Pourquoi dit-on « péter les plombs » lorsqu’une personne perd son calme ? Cette expression populaire trouve son origine dans les anciens tableaux électriques.
Lorsqu’une personne perd soudainement son calme, on dit souvent qu’elle « pète les plombs ». Cette expression très courante vient directement des anciennes installations électriques. Mais contrairement à ce que l’on pourrait croire, elle ne fait pas référence aux disjoncteurs modernes.
Les « plombs » étaient en réalité des fusibles
Avant la généralisation des tableaux électriques équipés de disjoncteurs réarmables, les logements étaient protégés par des fusibles. Ces petits dispositifs coupaient le courant lorsqu’une intensité trop importante traversait le circuit.
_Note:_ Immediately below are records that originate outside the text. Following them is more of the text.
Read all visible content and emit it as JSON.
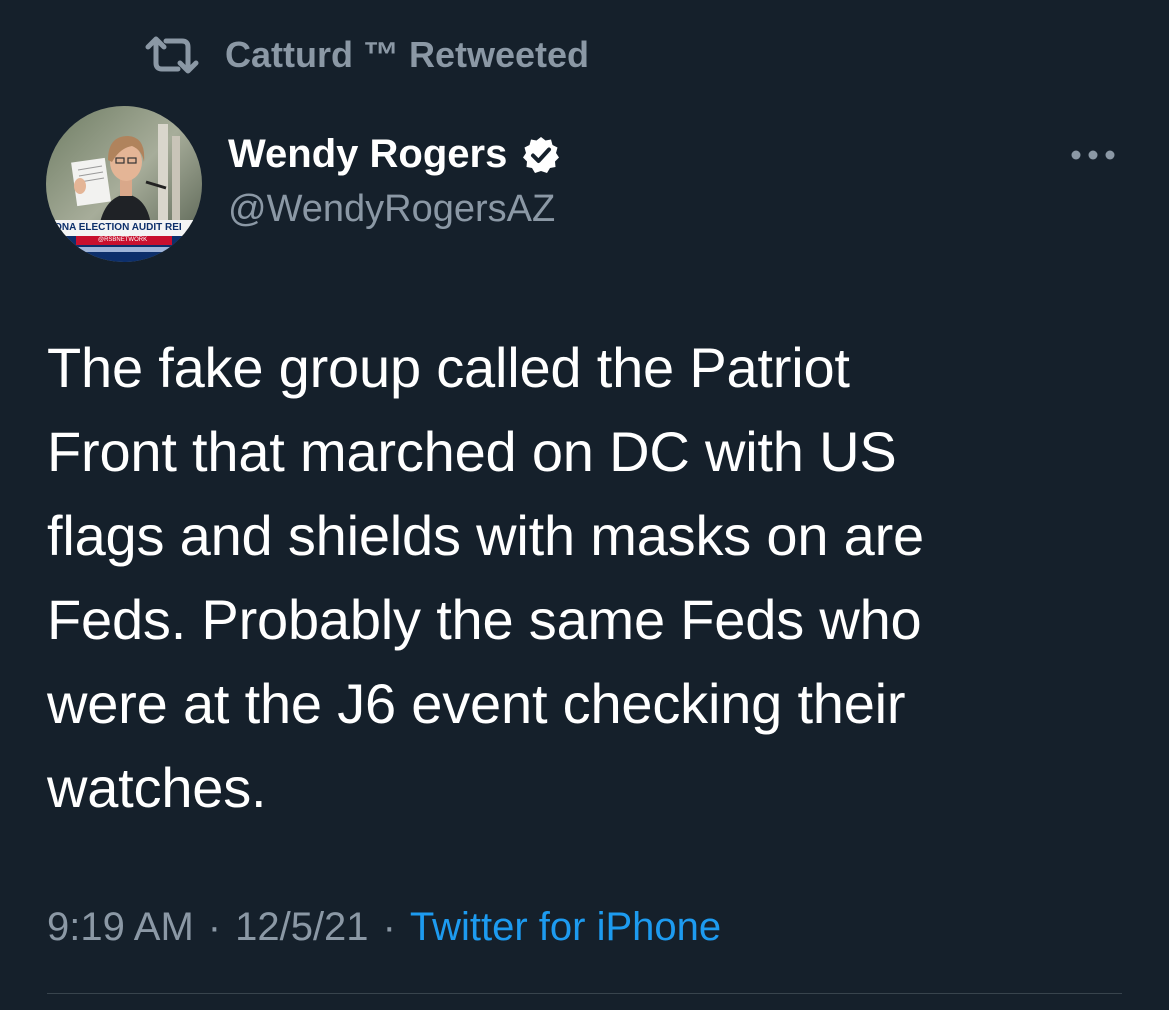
{
  "retweet_banner": {
    "icon": "retweet-icon",
    "label": "Catturd ™ Retweeted"
  },
  "author": {
    "name": "Wendy Rogers",
    "handle": "@WendyRogersAZ",
    "verified_icon": "verified-badge-icon",
    "avatar": {
      "banner_text": "ZONA ELECTION AUDIT REI",
      "sub_text": "@RSBNETWORK"
    }
  },
  "more_icon": "more-options-icon",
  "tweet": {
    "lines": [
      "The fake group called the Patriot",
      "Front that marched on DC with US",
      "flags and shields with masks on are",
      "Feds. Probably the same Feds who",
      "were at the J6 event checking their",
      "watches."
    ]
  },
  "meta": {
    "time": "9:19 AM",
    "separator": "·",
    "date": "12/5/21",
    "source": "Twitter for iPhone"
  },
  "colors": {
    "background": "#15202b",
    "primary_text": "#ffffff",
    "secondary_text": "#8b98a5",
    "link": "#1d9bf0",
    "divider": "#38444d"
  }
}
En cas de surcharge ou de court-circuit, un élément métallique placé à l’intérieur du fusible chauffait jusqu’à fondre. Le circuit était alors interrompu, ce qui limitait les risques de surchauffe des câbles et de départ d’incendie.
Dans le langage courant, ces fusibles étaient appelés des « plombs ». Lorsqu’ils fondaient et provoquaient une coupure électrique, on disait donc que « les plombs avaient sauté ».
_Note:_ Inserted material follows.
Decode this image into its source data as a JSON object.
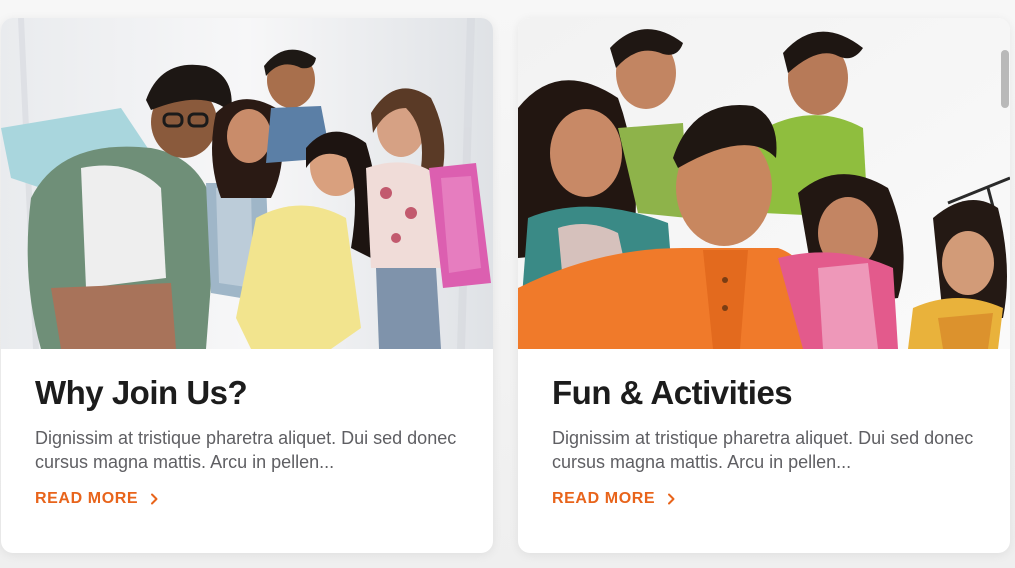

Le mot est d’ailleurs resté dans les habitudes, même si les installations modernes ne fonctionnent généralement plus de cette manière. Aujourd’hui encore, beaucoup de personnes disent que « les plombs ont sauté » lorsqu’un disjoncteur s’est simplement abaissé.
Une surcharge électrique devenue nerveuse
L’expression « péter les plombs » repose sur une comparaison facile à comprendre. Dans un circuit électrique, une intensité trop élevée finit par provoquer la rupture du fusible. Chez une personne, une accumulation de stress, de colère ou de fatigue peut également conduire à une réaction soudaine.
Dans les deux cas, le système atteint sa limite et cesse de fonctionner normalement. Une personne qui « pète les plombs » perd donc momentanément le contrôle, comme un circuit électrique qui se coupe après une surcharge.
L’expression est aujourd’hui employée pour décrire une forte colère, un craquage nerveux ou un comportement inhabituel provoqué par une tension devenue trop importante.
Les fusibles n’ont pas complètement disparu
Les anciens fusibles à fil ou à broches ont largement laissé leur place aux disjoncteurs divisionnaires. Lorsqu’un défaut est détecté, leur manette s’abaisse et il suffit généralement de la relever après avoir trouvé l’origine du problème.
Certains tableaux électriques plus anciens utilisent toutefois encore des porte-fusibles contenant des cartouches remplaçables. Lorsqu’un fusible fond, il ne peut pas être réarmé : il doit être remplacé par un modèle de même calibre.
Ainsi, « péter les plombs » est bien une expression héritée de l’électricité. Elle ne vient toutefois pas d’un disjoncteur rempli de plomb, mais des anciens fusibles qui fondaient lorsque le circuit subissait une surcharge.